The BMJ Investigations Unit recently published its concerns about the utility of these tests - and about an extensive trial that the UK’s National Health Service is conducting to evaluate one of them (Galleri). (The US NIH is running a similar trial - the results of both won’t be available for some years.) The critique cites concerns that the UK NHS program is not structured to assess any of the four foundations adequately. As of now, per peer-reviewed, vendor-funded research, sensitivity for stage I-III localized tumors is only 43.9%. For Stage I alone it’s a low 16.8%. These results question foundations #1 and #2, while implying a failure on #4. Even the NHS itself stated that the trial’s interim results were “not compelling enough” (yet), but the agency didn’t publish the data behind that assessment.
Net net: The BMJ believes that dedicating a $200 million NHS trial to just one vendor is a mistake (one observer is quoted as saying that “it is a clear-cut case of public risk and private profit”).
Commentary: We are enthusiastic about the potential of less-invasive diagnostics in general and blood tests in particular.

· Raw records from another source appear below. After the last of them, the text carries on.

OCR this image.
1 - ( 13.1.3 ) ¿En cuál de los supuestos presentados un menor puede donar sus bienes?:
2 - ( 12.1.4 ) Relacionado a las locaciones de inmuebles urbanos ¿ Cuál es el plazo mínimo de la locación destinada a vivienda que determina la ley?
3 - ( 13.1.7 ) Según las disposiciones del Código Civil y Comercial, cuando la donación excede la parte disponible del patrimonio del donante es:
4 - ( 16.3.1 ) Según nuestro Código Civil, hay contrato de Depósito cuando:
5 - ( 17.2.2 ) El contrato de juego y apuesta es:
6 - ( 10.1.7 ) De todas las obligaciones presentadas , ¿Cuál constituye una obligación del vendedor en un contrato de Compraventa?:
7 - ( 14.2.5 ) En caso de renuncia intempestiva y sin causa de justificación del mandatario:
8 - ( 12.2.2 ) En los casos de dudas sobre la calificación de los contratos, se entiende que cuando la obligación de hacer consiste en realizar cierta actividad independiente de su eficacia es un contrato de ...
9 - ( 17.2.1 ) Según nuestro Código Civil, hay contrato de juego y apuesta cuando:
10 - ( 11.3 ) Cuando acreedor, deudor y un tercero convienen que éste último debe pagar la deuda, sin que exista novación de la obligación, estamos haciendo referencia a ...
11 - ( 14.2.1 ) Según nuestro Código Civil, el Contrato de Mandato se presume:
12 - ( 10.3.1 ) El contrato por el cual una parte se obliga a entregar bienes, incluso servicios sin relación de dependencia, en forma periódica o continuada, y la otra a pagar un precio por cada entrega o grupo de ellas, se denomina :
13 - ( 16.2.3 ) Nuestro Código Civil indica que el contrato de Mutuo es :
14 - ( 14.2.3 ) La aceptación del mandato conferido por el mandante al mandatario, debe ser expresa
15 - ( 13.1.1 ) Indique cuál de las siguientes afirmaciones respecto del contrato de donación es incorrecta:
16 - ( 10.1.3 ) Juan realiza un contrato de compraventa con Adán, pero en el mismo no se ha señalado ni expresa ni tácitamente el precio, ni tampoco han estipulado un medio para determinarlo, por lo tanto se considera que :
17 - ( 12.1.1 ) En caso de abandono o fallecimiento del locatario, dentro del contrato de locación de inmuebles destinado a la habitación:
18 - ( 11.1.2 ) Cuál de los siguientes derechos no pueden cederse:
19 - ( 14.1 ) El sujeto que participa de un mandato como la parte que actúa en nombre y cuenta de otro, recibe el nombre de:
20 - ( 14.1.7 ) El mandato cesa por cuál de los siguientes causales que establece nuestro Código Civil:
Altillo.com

The extent of what can be discovered from this source would have been unbelievable 10 years ago – progress has been astonishing.
However, there are real risks involved with jumping too soon on limited evidence. The E (early) in MCED is unproven, and without it, there are better tissue-of-origin-focused tests available to address symptomatic patients. We acknowledge the convenience of a blood draw vs. a more invasive test. But, if early results of these trials are underwhelming, using these tests will become hard to justify, and a whole field of diagnostics may be set back years, perhaps decades.